What shutter speeds and focal length are you using, really your shutter speed needs to equal focal length eg. 100mm minimum 1/100 not set in stone if you have steady hands


----------



## tyqre (Aug 14, 2012)

gsgary said:


> What shutter speeds and focal length are you using, really your shutter speed needs to equal focal length eg. 100mm minimum 1/100 not set in stone if you have steady hands



Well I suppose that this might have been the problem... The sharper of the images I took where with the 25mm lens. The ones i look with the 135mm werent as sharp and i was in a dimly light environment so this could be the issue. But I do have pretty steady hands. Maybe the images are pretty sharp, its just me wanted too much. I was also shooting at f2.4 so maybe that contributed to the softness. Its a pentax k1000 btw.


----------



## compur (Aug 14, 2012)

Try using a tripod or other camera support.  Most unsharpness is due to camera shake.


----------



## djacobox372 (Aug 15, 2012)

Tack sharpness = shutter speed twice the focal length

OK sharpness = shutter speed > focal length 

Blurry crap = shutter speed < focal length


----------



## molested_cow (Aug 15, 2012)

What has this got to do with "film"?


----------



## gsgary (Aug 15, 2012)

developer can also make a big difference to sharpness try some Rodinal


----------



## timor (Aug 15, 2012)

With film to. Delta 100 has a opinion of being the sharpest and TMX next.


----------



## tyqre (Aug 15, 2012)

thanks for all your replies.
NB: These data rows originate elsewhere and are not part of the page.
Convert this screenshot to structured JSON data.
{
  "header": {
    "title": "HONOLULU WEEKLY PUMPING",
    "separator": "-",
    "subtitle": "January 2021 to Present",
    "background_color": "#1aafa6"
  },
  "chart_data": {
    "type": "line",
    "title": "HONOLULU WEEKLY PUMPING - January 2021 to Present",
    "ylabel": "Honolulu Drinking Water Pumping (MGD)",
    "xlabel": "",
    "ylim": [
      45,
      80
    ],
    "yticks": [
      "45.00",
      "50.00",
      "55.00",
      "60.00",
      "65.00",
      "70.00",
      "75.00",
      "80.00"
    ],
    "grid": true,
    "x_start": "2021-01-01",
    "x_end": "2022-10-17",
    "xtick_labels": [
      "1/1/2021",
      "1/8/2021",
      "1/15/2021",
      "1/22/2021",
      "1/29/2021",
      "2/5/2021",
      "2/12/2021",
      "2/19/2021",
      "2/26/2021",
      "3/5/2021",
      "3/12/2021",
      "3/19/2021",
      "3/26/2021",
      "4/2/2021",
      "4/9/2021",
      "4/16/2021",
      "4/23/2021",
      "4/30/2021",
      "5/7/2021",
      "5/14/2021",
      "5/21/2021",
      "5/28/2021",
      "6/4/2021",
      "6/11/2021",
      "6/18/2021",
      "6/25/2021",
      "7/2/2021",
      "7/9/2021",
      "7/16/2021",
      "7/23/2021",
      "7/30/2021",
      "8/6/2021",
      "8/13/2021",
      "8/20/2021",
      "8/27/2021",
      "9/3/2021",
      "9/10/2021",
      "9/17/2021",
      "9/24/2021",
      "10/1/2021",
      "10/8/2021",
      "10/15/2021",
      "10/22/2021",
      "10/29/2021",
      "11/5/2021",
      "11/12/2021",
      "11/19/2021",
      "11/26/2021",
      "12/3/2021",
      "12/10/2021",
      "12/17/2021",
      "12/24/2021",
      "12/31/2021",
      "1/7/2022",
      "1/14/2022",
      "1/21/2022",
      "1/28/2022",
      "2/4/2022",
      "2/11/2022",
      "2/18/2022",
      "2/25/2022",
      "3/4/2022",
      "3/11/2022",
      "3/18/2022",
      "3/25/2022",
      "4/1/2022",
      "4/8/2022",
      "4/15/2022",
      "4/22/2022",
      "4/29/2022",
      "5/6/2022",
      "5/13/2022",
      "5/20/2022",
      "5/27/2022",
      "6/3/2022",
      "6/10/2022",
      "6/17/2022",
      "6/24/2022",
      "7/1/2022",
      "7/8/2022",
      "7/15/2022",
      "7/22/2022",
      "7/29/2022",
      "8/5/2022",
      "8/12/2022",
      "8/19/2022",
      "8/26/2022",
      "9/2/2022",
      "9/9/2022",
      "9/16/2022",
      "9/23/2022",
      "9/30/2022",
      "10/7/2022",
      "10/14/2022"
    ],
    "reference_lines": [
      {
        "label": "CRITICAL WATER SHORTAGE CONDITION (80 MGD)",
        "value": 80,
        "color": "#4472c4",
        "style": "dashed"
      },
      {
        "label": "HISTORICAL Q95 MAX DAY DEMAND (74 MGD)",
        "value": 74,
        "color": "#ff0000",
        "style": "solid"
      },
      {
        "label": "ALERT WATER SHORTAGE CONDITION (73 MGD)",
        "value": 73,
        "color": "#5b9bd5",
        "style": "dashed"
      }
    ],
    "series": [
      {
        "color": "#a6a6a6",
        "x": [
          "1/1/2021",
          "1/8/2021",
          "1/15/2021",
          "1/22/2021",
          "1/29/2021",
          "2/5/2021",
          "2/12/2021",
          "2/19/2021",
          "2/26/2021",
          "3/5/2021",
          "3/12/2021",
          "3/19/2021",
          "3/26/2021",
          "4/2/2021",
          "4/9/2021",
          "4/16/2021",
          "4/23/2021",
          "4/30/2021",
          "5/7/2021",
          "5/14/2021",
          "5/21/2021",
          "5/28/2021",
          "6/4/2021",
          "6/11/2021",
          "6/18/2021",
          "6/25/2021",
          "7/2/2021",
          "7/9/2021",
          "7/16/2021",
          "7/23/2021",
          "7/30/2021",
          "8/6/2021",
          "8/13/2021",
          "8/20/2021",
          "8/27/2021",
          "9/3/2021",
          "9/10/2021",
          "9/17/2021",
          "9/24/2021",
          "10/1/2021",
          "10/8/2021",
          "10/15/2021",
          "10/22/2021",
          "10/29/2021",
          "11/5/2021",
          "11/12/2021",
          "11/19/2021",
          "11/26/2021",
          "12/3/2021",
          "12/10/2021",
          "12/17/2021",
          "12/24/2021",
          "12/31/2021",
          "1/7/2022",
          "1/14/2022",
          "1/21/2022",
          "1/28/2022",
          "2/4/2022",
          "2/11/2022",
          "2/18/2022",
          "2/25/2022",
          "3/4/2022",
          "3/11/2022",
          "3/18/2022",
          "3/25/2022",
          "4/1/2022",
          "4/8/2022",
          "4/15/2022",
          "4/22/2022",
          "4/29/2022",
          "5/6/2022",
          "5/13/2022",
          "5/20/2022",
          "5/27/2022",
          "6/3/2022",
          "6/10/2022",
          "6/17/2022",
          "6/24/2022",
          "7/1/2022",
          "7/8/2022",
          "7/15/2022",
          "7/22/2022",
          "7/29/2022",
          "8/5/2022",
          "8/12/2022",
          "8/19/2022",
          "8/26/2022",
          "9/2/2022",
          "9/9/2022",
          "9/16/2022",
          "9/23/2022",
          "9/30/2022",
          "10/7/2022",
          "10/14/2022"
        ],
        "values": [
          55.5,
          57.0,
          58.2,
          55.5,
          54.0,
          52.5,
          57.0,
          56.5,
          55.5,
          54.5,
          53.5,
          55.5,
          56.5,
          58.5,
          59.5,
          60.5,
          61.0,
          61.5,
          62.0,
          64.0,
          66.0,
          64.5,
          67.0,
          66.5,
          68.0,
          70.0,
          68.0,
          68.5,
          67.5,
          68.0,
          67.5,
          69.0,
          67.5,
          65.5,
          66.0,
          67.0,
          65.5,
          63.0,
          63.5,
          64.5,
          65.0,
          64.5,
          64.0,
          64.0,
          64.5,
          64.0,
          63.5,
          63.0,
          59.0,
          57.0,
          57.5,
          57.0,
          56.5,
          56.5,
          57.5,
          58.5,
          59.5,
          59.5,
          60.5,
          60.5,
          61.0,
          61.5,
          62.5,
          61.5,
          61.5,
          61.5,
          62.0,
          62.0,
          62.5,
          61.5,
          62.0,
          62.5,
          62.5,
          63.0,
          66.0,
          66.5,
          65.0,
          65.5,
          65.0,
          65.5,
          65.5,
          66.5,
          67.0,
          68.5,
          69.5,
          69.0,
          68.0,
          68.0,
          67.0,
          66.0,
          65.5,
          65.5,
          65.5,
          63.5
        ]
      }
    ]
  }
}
Ill take all your tips into consideration next time i shoot a roll.


----------



## bhop (Aug 21, 2012)

Maybe there's something wrong with your camera.  My K1000 is pretty sharp with all the lenses I have for it.

Pentax 50mm f/1.7



Lovely Chair by bhop, on Flickr

vivitar 80-200



Stand Together by bhop, on Flickr

tokina 28mm



Dwelling by bhop, on Flickr


----------



## tyqre (Aug 23, 2012)

I took It out on vacation with me so I'll see how it turns out.


----------



## christopher walrath (Aug 25, 2012)

Yeah, +1 on the film thing.

It all comes down to, as mentioned above, exposure settings (shutter speed and aperture), stabilization of the camera, immobility of the subject and processing procedures.  Most times you should be able to control two of the four.  Faster shutter speed than your lens' focal length will help reduce camera shake.  A smaller aperture will increase depth of focus but a wider aperture can produce great isolation of the subject as evidenced in the above photographs.  And if you do not have a tripod, then brace yourself against a tree, wall, fence post.  Take a slightly wider stance.  Breathe out before you depress the shutter button.

Just get back to basics.  Take that camera seriously and you will make more serious photographs with it.


----------